You do not have to choose between speed and safety. Keep the fast, accessible front end. Put a deterministic semantic layer underneath the answers that carry fiduciary weight. Start where wrong answers cost the most — and let Colrows ground your Power BI and AI-agent workloads in a deterministic, governed semantic layer with same warehouses, no data replication, and MCP-ready integration.

Frequently asked questions

Does Power BI Copilot give wrong answers?

Yes; Microsoft's documentation states it "can produce inaccurate or low-quality outputs, including incorrect answers to data questions," and that outputs are nondeterministic.

Can Power BI Copilot be made deterministic?

No; nondeterminism is architectural, not a setting. "Verified answers" pin a capped set of known questions; everything else is generated.

Is it safe to use Power BI Copilot for board or financial decisions?

Not without a governance layer. Microsoft advises treating output as a draft for expert review.

What does a wrong analytics answer cost?

Gartner's 2020 research found poor data quality costs an average of $12.9M/year; specific incidents have cost nine figures (Unity, ~$110M) and ~9–10% stock declines on restatement.

How do I make Power BI Copilot more accurate?

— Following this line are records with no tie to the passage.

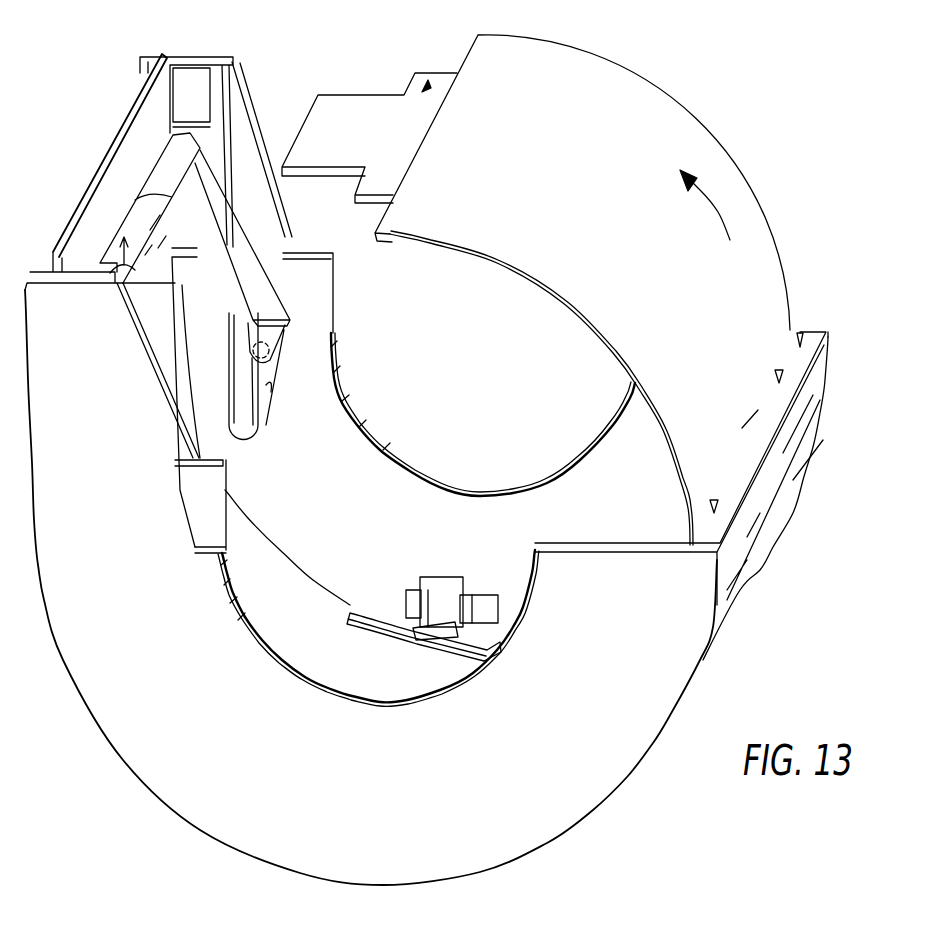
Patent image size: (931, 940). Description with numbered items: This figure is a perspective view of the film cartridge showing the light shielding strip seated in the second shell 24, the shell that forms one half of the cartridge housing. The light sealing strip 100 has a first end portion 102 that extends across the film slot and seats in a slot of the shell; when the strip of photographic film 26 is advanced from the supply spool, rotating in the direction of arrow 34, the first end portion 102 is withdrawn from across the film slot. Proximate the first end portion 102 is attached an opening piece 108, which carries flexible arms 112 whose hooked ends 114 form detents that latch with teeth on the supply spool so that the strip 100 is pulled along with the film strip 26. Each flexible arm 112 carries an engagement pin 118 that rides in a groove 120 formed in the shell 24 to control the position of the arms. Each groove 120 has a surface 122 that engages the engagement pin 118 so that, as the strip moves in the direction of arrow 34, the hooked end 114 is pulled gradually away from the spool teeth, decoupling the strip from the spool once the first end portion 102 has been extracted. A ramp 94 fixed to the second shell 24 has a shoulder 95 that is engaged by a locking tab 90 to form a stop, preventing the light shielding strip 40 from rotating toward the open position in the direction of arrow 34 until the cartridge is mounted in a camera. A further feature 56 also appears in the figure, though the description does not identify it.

The second shell 24 is at (668, 699).
The strip of photographic film 26 is at (427, 88).
The arrow 34 is at (705, 222).
The light shielding strip 40 is at (628, 82).
The plate 56 is at (355, 108).
The locking tab 90 is at (433, 582).
The ramp 94 is at (488, 596).
The shoulder 95 is at (450, 590).
The light sealing strip 100 is at (691, 326).
The first end portion 102 is at (112, 177).
The opening piece 108 is at (122, 278).
The flexible arms 112 is at (226, 274).
The hooked ends 114 is at (277, 333).
The engagement pin 118 is at (252, 345).
The groove 120 is at (260, 423).
The surface 122 is at (265, 389).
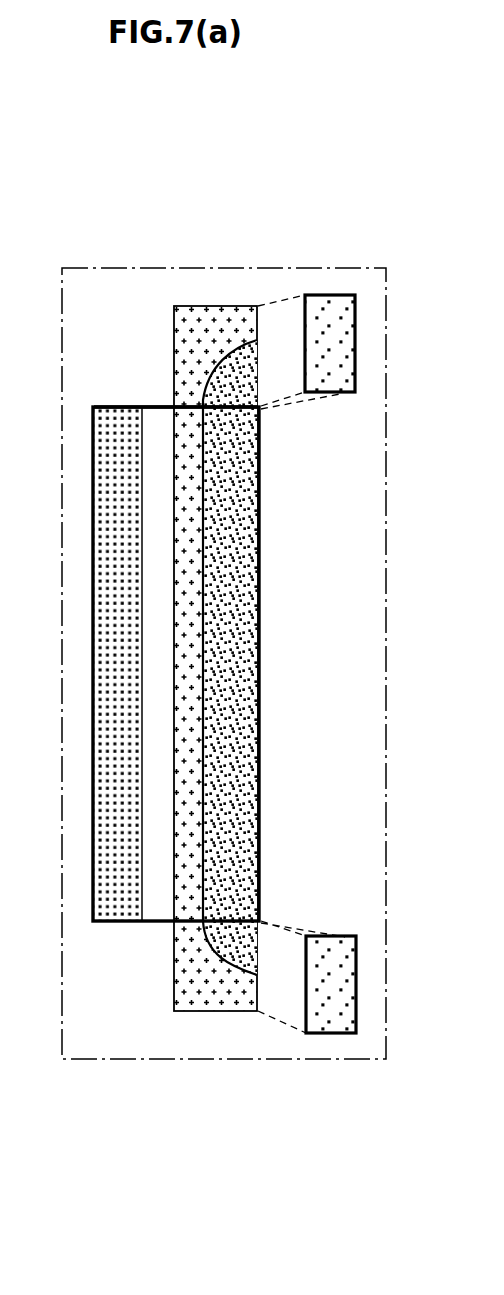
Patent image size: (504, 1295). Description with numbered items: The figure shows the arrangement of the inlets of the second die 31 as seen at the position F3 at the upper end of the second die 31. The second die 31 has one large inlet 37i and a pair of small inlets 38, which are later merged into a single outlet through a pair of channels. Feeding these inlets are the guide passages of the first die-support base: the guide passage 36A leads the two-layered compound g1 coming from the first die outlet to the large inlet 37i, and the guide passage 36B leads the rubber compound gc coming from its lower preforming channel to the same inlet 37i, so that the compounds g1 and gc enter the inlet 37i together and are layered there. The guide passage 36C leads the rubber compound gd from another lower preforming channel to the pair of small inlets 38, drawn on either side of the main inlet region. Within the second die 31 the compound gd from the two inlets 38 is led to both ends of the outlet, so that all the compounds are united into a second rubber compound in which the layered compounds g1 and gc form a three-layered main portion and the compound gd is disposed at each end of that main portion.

The second die 31 is at (362, 268).
The inlet 37i is at (120, 407).
The inlets 38 is at (286, 660).
The guide passage 36A is at (192, 306).
The guide passage 36B is at (143, 830).
The guide passage 36C is at (372, 658).
The rubber compound gd is at (328, 313).
The rubber compound gc is at (107, 873).
The two-layered compound g1 is at (203, 988).
The position F3 is at (71, 234).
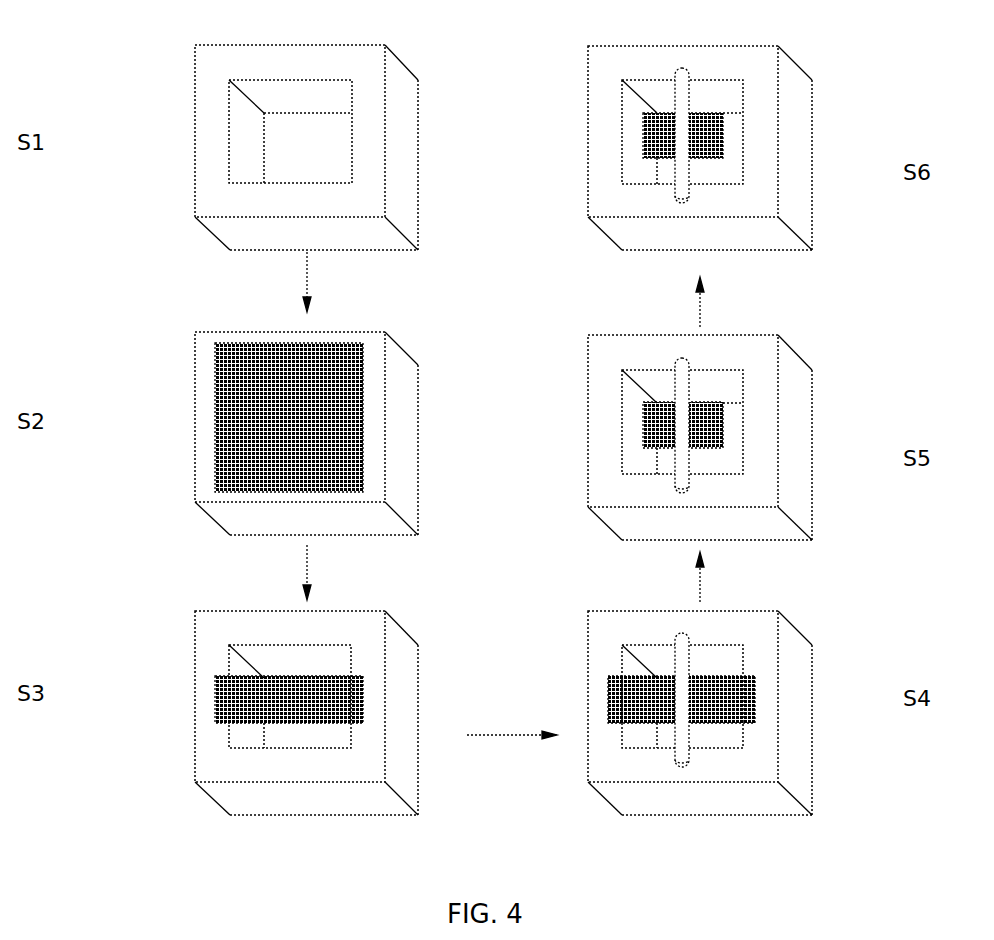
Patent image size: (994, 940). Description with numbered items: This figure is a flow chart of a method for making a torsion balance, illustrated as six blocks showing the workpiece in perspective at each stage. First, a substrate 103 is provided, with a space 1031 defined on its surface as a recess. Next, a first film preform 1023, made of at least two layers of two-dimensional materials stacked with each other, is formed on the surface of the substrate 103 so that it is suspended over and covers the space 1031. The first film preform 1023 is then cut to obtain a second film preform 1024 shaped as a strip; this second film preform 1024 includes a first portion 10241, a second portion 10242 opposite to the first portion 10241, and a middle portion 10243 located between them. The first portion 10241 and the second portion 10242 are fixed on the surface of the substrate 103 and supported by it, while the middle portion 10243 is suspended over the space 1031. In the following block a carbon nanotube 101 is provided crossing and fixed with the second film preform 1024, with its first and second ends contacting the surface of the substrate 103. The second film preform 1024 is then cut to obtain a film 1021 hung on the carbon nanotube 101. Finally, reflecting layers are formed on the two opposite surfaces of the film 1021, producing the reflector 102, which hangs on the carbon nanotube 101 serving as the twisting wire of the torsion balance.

The substrate 103 is at (209, 133).
The space 1031 is at (284, 135).
The first film preform 1023 is at (246, 383).
The second film preform 1024 is at (289, 688).
The first portion 10241 is at (217, 700).
The second portion 10242 is at (353, 700).
The middle portion 10243 is at (293, 703).
The carbon nanotube 101 is at (685, 669).
The film 1021 is at (700, 417).
The reflector 102 is at (707, 147).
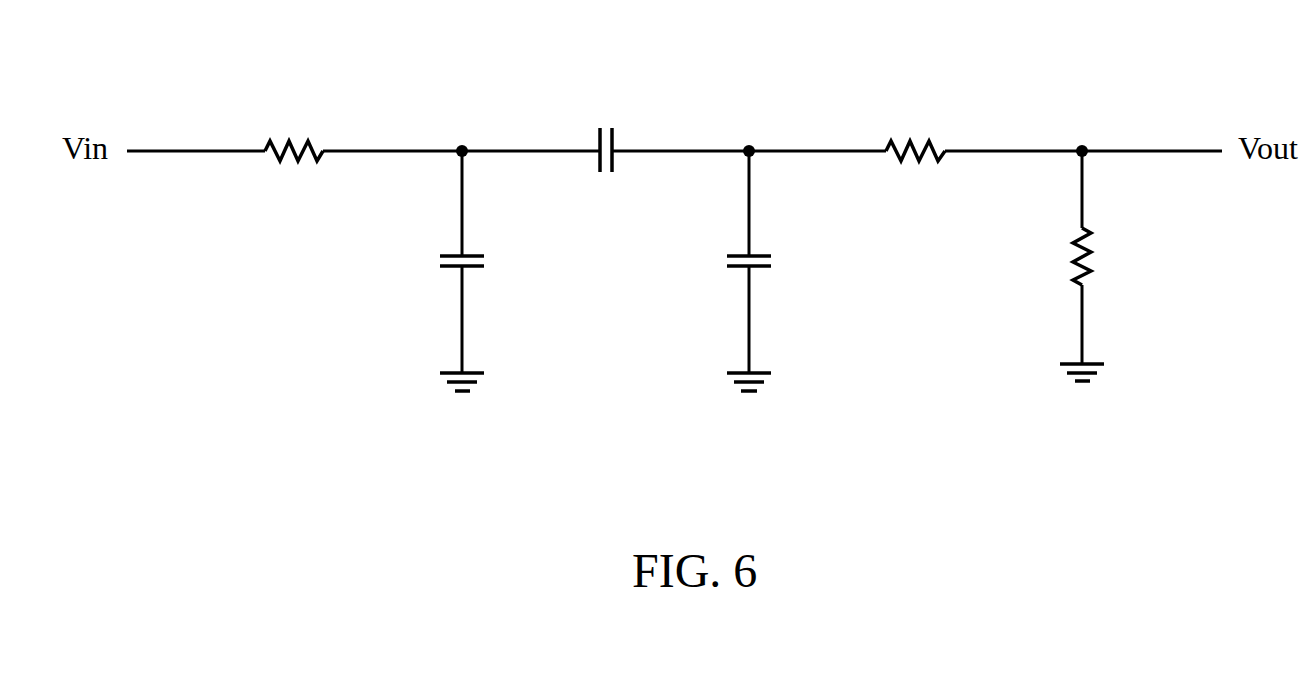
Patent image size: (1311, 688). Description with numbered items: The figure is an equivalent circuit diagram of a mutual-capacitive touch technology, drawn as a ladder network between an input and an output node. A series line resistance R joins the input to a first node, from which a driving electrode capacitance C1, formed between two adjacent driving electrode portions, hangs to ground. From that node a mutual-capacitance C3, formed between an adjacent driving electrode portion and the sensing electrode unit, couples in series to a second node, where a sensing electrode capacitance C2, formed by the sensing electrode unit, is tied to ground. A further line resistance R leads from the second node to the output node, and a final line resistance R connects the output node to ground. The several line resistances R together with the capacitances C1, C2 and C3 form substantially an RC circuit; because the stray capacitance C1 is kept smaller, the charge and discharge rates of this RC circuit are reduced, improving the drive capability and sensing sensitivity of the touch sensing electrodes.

The line resistance R is at (298, 140).
The driving electrode capacitance C1 is at (486, 260).
The sensing electrode capacitance C2 is at (773, 260).
The mutual-capacitance C3 is at (605, 118).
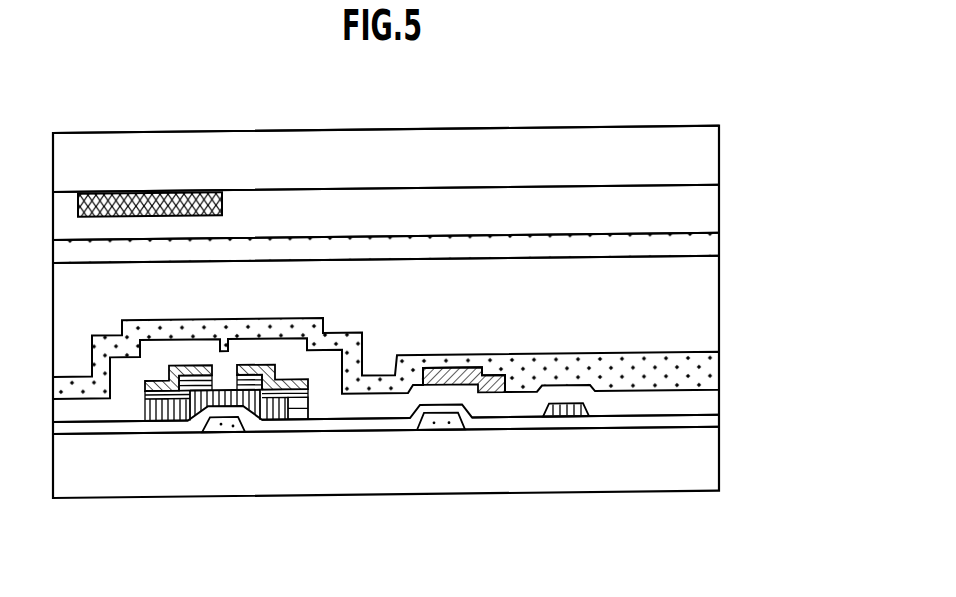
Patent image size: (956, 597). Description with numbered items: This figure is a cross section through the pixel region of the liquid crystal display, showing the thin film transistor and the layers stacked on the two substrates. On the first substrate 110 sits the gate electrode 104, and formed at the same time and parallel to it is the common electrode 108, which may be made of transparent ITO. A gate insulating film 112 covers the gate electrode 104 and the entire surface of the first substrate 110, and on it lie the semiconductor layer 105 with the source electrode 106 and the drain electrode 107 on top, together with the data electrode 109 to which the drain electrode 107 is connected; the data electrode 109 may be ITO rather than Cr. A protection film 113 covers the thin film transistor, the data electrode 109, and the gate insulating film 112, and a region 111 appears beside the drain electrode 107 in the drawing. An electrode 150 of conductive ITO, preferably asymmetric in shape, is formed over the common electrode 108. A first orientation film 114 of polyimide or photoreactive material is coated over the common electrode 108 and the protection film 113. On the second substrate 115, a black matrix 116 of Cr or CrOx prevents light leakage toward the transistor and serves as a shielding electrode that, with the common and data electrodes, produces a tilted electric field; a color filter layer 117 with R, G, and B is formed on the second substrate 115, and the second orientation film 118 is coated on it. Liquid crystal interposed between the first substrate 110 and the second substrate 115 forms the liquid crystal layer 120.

The gate electrode 104 is at (228, 435).
The semiconductor layer 105 is at (165, 422).
The source electrode 106 is at (194, 365).
The drain electrode 107 is at (256, 365).
The common electrode 108 is at (440, 423).
The data electrode 109 is at (567, 423).
The first substrate 110 is at (712, 457).
The capacitor electrode 111 is at (287, 422).
The gate insulating film 112 is at (712, 420).
The protection film 113 is at (712, 400).
The first orientation film 114 is at (712, 373).
The second substrate 115 is at (710, 155).
The black matrix 116 is at (148, 194).
The color filter layer 117 is at (710, 211).
The second orientation film 118 is at (712, 243).
The liquid crystal layer 120 is at (712, 317).
The electrode 150 is at (455, 369).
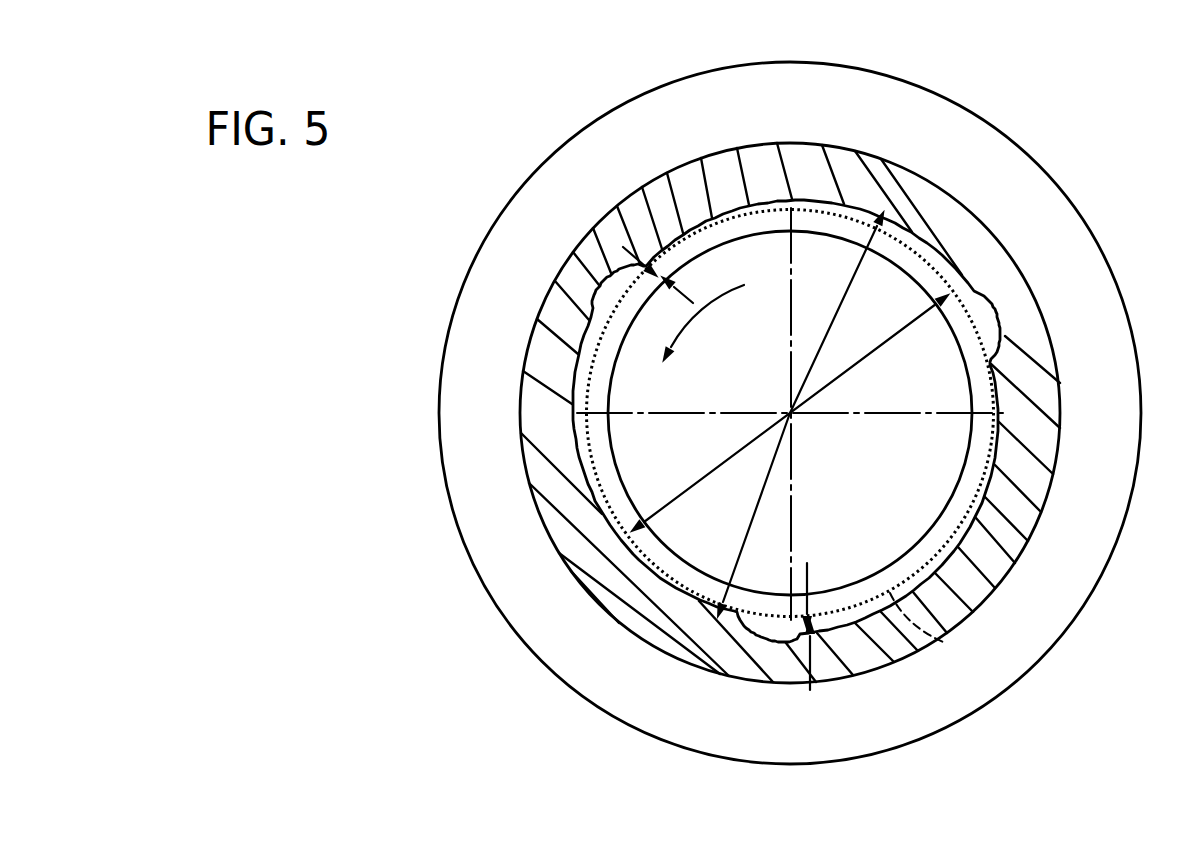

Prepare the semantic model (naming, descriptions, verified answers) and, for critical questions, ground answers in a deterministic semantic layer.

What are the alternatives to Power BI Copilot for governed analytics?

Looker Conversational Analytics, Snowflake Cortex Analyst, dbt Semantic Layer, Cube, and Colrows all ground AI in a semantic layer.

Does a semantic layer replace Power BI?

No; it grounds the answering layer. Power BI keeps reporting; critical questions route through compiled, governed execution.

How does Colrows make Copilot safe?

Copilot talks to Colrows via MCP; Colrows compiles questions into governed, auditable SQL with enforced access rules, so answers are deterministic and provable.

Wrong answers are not an AI tax. Compile the question. Prove the query. Then run it.